1 Vacuum processing equipment for oxygen ion generation 6 electrical insulation 12 Power supply for extraction electrode 19 Perforated conductive plate 27 lamps (heating means) 28 Reflector (heating means) 29 Porous ceramic substrate 31 Gas introduction pipe

   ─────────────────────────────────────────────────── ─── Continued front page    (72) Inventor Shen Guohua             2500 Hagien, Chigasaki-shi, Kanagawa Al             In the back (72) Inventor Koichi Yamaguchi             2500 Hagien, Chigasaki-shi, Kanagawa Al             In the back F-term (reference) 5F045 AA20 AC11 AE11 CA15 DP05                       EK11

Claims (3)

[Claims] 1. A porous ceramic substrate, a heating means, and an oxygen introducing means, wherein the porous ceramic substrate is heated by the heating means under an oxygen atmosphere formed by operating the oxygen introducing means to generate oxygen ions.
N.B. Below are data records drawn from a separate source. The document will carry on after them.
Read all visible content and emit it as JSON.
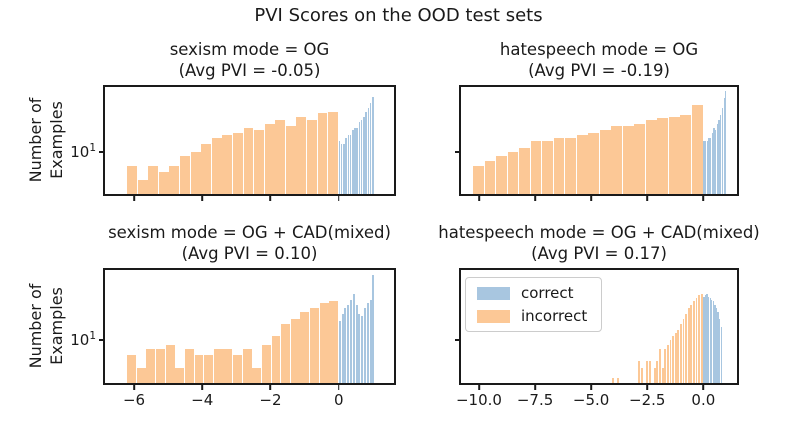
{
  "title": "PVI Scores on the OOD test sets",
  "ylabel_line1": "Number of",
  "ylabel_line2": "Examples",
  "ytick_label": {
    "base": "10",
    "exponent": "1"
  },
  "colors": {
    "correct": "#a8c6e0",
    "incorrect": "#fcc896",
    "axis": "#1a1a1a",
    "text": "#1a1a1a",
    "legend_border": "#cccccc"
  },
  "legend": {
    "items": [
      {
        "label": "correct",
        "color": "#a8c6e0"
      },
      {
        "label": "incorrect",
        "color": "#fcc896"
      }
    ]
  },
  "chart_data": [
    {
      "type": "histogram",
      "position": "top-left",
      "title": "sexism mode = OG",
      "subtitle": "(Avg PVI = -0.05)",
      "xlim": [
        -6.85,
        1.62
      ],
      "ylim": [
        3.5,
        50
      ],
      "yscale": "log",
      "xticks": [
        -6,
        -4,
        -2,
        0
      ],
      "xtick_labels": [],
      "show_xtick_labels": false,
      "ytick_value": 10,
      "show_ytick_label": true,
      "series": [
        {
          "name": "incorrect",
          "start": -6.2,
          "bin_width": 0.31,
          "counts": [
            7,
            5,
            7,
            6,
            7,
            9,
            10,
            12,
            14,
            15,
            16,
            18,
            17,
            20,
            22,
            19,
            24,
            22,
            26,
            27
          ]
        },
        {
          "name": "correct",
          "start": 0.0,
          "bin_width": 0.065,
          "counts": [
            13,
            12,
            12,
            14,
            15,
            15,
            17,
            18,
            18,
            21,
            22,
            24,
            27,
            30,
            34,
            39
          ]
        }
      ]
    },
    {
      "type": "histogram",
      "position": "top-right",
      "title": "hatespeech mode = OG",
      "subtitle": "(Avg PVI = -0.19)",
      "xlim": [
        -10.8,
        1.5
      ],
      "ylim": [
        3.5,
        50
      ],
      "yscale": "log",
      "xticks": [
        -10,
        -7.5,
        -5,
        -2.5,
        0
      ],
      "xtick_labels": [],
      "show_xtick_labels": false,
      "ytick_value": 10,
      "show_ytick_label": false,
      "series": [
        {
          "name": "incorrect",
          "start": -10.26,
          "bin_width": 0.513,
          "counts": [
            7,
            8,
            9,
            10,
            11,
            13,
            13,
            14,
            14,
            15,
            16,
            17,
            19,
            19,
            20,
            22,
            23,
            24,
            25,
            32
          ]
        },
        {
          "name": "correct",
          "start": 0.0,
          "bin_width": 0.075,
          "counts": [
            13,
            13,
            13,
            14,
            14,
            16,
            18,
            17,
            20,
            22,
            25,
            30,
            38,
            45
          ]
        }
      ]
    },
    {
      "type": "histogram",
      "position": "bottom-left",
      "title": "sexism mode = OG + CAD(mixed)",
      "subtitle": "(Avg PVI = 0.10)",
      "xlim": [
        -6.85,
        1.62
      ],
      "ylim": [
        3.5,
        56
      ],
      "yscale": "log",
      "xticks": [
        -6,
        -4,
        -2,
        0
      ],
      "xtick_labels": [
        "−6",
        "−4",
        "−2",
        "0"
      ],
      "show_xtick_labels": true,
      "ytick_value": 10,
      "show_ytick_label": true,
      "series": [
        {
          "name": "incorrect",
          "start": -6.2,
          "bin_width": 0.282,
          "counts": [
            7,
            5,
            8,
            8,
            9,
            5,
            8,
            7,
            7,
            8,
            8,
            7,
            8,
            5,
            9,
            11,
            15,
            17,
            20,
            22,
            25,
            26
          ]
        },
        {
          "name": "correct",
          "start": 0.0,
          "bin_width": 0.082,
          "counts": [
            16,
            19,
            22,
            24,
            27,
            31,
            24,
            19,
            18,
            22,
            25,
            27,
            49
          ]
        }
      ]
    },
    {
      "type": "histogram",
      "position": "bottom-right",
      "title": "hatespeech mode = OG + CAD(mixed)",
      "subtitle": "(Avg PVI = 0.17)",
      "xlim": [
        -10.8,
        1.5
      ],
      "ylim": [
        3.5,
        56
      ],
      "yscale": "log",
      "xticks": [
        -10,
        -7.5,
        -5,
        -2.5,
        0
      ],
      "xtick_labels": [
        "−10.0",
        "−7.5",
        "−5.0",
        "−2.5",
        "0.0"
      ],
      "show_xtick_labels": true,
      "ytick_value": 10,
      "show_ytick_label": false,
      "series": [
        {
          "name": "incorrect",
          "start": -4.06,
          "bin_width": 0.116,
          "counts": [
            4,
            0,
            4,
            0,
            0,
            0,
            0,
            0,
            0,
            0,
            6,
            5,
            0,
            6,
            6,
            0,
            5,
            6,
            8,
            5,
            8,
            9,
            10,
            11,
            12,
            13,
            15,
            17,
            19,
            22,
            24,
            26,
            28,
            30,
            31
          ]
        },
        {
          "name": "correct",
          "start": 0.0,
          "bin_width": 0.07,
          "counts": [
            29,
            30,
            31,
            29,
            28,
            27,
            26,
            24,
            22,
            20,
            17,
            14
          ]
        }
      ]
    }
  ]
}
A vacuum processing apparatus for generating oxygen ions, which is characterized by generating oxygen ions. 2. The vacuum processing apparatus for oxygen ion generation according to claim 1, wherein a porous conductive plate is opposed to the porous ceramic substrate with an electrically insulating material interposed therebetween. 3. The oxygen ion generating vacuum processing apparatus according to claim 2, wherein the porous conductive plate is grounded and a voltage is applied with the porous ceramic substrate as a negative electrode.